The agent chuckles, then twists in agony. "Fuck, don't…laughing…hurts"
"Sorry," the President answers. "But…while we're on the topic of you throwing me to the ground and covering me with your body?"
"Sir?"
"Yeah, um…" the President's face and neck turn a bright shade of pink. "That might be something I'd like to try again sometime."
The agent cocks an eyebrow. He's in no shape to entertain thoughts about having this man's body underneath him, yet he files the idea away for future fantasies. Not that he hasn't produced the imagery before, mind you, but this time, it's different. It's sweetened by the promise inherent in the President's shy request.

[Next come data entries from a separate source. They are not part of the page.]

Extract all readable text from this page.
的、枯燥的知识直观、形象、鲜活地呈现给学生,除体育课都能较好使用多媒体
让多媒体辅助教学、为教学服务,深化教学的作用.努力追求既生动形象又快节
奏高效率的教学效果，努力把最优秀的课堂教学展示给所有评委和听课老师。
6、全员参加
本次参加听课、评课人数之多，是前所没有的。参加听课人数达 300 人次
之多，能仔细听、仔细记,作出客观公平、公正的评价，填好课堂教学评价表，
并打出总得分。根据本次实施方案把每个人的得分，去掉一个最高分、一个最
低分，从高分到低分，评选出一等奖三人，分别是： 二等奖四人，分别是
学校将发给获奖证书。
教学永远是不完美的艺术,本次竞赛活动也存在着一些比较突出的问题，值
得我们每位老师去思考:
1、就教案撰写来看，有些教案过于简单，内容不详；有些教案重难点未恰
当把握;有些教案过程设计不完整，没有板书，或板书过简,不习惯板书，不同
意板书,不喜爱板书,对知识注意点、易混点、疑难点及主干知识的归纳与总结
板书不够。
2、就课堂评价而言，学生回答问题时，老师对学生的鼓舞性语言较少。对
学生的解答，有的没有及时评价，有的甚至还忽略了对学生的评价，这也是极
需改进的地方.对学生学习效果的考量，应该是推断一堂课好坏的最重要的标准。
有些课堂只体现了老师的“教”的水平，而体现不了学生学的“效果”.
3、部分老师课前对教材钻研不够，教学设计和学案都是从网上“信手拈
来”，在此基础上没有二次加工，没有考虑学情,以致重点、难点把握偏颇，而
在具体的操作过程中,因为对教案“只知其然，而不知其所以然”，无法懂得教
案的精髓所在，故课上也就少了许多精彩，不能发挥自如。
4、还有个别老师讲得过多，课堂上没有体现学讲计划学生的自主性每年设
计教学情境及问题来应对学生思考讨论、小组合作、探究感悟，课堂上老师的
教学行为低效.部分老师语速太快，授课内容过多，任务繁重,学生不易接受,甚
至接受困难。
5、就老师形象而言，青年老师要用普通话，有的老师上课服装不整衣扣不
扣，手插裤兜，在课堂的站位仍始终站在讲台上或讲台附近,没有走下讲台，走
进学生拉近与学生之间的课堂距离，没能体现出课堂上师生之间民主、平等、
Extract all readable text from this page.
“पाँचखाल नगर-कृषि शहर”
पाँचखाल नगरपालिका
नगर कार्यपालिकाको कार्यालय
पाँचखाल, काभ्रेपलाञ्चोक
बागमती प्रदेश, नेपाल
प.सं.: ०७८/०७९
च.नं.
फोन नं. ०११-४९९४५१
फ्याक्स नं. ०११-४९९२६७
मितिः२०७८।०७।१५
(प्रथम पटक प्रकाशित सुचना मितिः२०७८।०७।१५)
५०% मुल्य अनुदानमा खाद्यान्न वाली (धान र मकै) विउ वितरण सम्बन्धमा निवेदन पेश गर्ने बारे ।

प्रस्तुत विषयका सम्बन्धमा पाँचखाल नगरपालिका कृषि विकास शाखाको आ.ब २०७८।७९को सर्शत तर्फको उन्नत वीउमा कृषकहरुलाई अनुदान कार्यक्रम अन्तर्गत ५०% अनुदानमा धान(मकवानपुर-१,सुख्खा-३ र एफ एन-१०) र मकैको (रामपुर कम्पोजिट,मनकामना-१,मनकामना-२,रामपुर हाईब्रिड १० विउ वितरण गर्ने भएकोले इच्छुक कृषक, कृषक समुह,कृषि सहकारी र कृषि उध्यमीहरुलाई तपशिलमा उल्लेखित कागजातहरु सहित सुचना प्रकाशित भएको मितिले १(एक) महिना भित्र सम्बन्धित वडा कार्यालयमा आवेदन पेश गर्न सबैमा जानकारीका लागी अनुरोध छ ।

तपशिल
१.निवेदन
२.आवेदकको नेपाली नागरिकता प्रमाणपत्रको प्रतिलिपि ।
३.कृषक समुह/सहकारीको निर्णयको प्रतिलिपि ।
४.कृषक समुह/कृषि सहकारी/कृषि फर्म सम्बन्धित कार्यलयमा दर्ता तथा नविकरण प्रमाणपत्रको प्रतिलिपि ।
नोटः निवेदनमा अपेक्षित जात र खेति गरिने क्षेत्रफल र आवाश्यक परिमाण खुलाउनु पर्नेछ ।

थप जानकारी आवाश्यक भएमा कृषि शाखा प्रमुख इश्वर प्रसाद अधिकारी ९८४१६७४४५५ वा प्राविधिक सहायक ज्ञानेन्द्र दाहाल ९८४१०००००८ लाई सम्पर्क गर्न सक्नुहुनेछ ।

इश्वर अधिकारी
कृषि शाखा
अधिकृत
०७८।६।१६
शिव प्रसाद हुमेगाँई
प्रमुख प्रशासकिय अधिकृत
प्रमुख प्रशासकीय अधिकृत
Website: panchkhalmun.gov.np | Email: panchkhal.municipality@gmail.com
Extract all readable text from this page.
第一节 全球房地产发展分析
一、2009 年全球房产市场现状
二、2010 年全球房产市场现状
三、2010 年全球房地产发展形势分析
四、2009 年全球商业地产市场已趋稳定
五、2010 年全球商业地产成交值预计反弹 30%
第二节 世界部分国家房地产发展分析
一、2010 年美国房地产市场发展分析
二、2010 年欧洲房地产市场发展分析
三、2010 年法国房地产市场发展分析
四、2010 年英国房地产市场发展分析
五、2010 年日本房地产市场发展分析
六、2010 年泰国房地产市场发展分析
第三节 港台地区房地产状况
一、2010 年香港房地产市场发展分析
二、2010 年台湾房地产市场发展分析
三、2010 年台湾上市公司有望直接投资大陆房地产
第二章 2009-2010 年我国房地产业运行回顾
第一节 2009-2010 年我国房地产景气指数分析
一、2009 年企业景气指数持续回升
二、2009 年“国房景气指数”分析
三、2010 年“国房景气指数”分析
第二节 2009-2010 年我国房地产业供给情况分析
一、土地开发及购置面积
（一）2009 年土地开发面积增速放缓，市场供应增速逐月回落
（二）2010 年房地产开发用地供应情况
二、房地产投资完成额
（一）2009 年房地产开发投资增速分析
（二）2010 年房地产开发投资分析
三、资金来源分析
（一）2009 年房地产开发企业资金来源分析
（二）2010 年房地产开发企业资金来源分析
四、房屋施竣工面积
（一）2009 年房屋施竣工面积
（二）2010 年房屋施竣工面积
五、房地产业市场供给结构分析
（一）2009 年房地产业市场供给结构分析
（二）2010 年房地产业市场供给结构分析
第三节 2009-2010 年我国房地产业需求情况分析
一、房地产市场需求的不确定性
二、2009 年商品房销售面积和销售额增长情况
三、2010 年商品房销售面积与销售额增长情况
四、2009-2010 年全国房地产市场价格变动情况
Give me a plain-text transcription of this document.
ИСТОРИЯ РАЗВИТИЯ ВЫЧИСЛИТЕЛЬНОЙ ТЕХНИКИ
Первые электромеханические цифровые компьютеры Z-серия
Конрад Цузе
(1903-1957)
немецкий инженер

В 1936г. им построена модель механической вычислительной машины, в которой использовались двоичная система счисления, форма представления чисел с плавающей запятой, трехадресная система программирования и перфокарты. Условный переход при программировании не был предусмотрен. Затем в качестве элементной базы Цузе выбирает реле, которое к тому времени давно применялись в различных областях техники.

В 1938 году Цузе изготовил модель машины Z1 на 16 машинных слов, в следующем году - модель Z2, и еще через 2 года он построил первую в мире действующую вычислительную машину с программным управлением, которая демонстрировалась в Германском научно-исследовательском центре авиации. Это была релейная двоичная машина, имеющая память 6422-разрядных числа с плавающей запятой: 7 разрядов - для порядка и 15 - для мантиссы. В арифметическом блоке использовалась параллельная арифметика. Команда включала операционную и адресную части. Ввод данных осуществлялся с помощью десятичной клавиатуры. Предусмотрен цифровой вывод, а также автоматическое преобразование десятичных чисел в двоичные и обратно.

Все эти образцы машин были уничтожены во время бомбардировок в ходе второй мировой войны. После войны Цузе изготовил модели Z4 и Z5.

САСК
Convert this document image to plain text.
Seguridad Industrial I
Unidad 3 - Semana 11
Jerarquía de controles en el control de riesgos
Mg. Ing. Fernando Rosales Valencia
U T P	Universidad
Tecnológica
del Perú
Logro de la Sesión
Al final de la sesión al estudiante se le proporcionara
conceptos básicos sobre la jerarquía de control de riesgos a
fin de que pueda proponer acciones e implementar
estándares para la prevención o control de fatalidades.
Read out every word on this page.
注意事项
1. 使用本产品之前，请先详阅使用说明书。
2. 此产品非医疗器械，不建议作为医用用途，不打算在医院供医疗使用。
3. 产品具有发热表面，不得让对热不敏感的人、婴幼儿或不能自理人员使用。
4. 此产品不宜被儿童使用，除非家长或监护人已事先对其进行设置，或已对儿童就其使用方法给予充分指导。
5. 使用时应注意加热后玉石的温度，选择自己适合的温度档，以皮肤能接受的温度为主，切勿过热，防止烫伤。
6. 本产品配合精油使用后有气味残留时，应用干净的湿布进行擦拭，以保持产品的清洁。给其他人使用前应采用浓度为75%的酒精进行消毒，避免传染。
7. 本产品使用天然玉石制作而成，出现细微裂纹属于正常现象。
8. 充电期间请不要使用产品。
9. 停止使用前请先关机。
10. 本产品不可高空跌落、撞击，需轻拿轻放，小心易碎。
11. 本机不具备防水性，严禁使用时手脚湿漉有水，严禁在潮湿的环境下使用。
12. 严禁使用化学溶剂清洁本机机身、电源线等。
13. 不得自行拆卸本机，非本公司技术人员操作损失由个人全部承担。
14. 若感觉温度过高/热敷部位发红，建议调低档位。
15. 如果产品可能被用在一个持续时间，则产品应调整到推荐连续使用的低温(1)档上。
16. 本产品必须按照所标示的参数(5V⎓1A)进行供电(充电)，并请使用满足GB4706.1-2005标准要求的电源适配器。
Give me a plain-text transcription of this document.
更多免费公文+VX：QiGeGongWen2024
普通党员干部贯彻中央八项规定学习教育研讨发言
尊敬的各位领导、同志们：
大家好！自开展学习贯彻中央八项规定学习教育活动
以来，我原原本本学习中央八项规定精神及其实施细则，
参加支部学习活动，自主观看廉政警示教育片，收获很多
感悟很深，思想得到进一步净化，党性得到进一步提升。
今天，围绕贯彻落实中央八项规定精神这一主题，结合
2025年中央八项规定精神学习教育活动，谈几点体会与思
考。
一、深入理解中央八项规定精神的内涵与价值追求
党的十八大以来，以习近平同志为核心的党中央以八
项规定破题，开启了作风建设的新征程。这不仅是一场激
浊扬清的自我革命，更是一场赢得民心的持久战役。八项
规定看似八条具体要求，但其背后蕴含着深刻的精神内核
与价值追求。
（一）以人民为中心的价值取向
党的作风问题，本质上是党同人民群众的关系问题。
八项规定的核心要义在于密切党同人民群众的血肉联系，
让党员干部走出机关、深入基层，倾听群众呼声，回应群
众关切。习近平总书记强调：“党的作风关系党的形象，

The President quickly amends, "Without the gunfire and broken bones next time, maybe?"
The agent laughs again, causing him to howl in pain. "Owwwwww!"
"Sorry, sorry," the President grins sheepishly. "So, if I were to ask you to stick around the White House and find out what this…" Edward squeezes Emmett's hand, reminding the bigger man that they're still intimately joined, "…might be?"
Pause.
"…And maybe someday, actually hear you call me by my Christian name?"
Another pause.
"What might you say, Special Agent McCarty?"
"I'd say…I serve…at the pleasure…of the President."